It's all open source, every line is at github. You can verify everything I'm about to say yourself.
Is there a blockchain? Yes. The P2P network runs over HTTP on port 39310 with peer discovery, chain sync, and fork resolution. The full block structure, merkle proofs, and account state are there in the repo.
"A server that pays everyone regardless of data" The energy measurement isn't a server reading some sensor. Every miner runs cryptographic probe challenges issued by multiple peer coordinators(every peer is a coordinator).

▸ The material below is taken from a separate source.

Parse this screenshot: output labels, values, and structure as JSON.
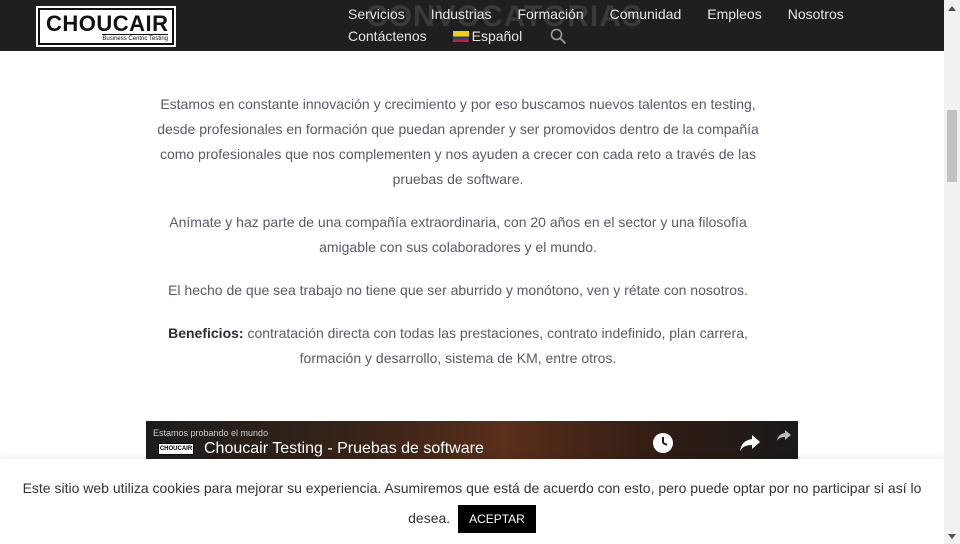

These aren't just "trust me bro" readings. Failed probes crater your trust score (which scales your mining contribution between 20–100%). The peer probe system, multi-coordinator cross-attestation, and trust score math are all in code.
No new algorithm? Proof-of-Energy as implemented here replaces SHA-256 lottery with energy estimation. The probes verify the hardware is real and running. The chain then counts verified kilowatt-hours, not hashes. That's a fundamentally different consensus mechanism.
"Proof-of-Work without the work" The work is real electrical load. The miner actually draws power from the wall. The probes verify the hardware exists and is computing. The protocol counts kWh, not hash attempts. You can call it PoW without SHA-256, but the energy cost is the same either way and every miner gets paid proportionally every block instead of hoping to win a lottery.
The repo is MIT licensed. Clone it, read the chain code, watch the peer network traffic, audit the probe system. If there's something specific you think is fake, point to the file and line.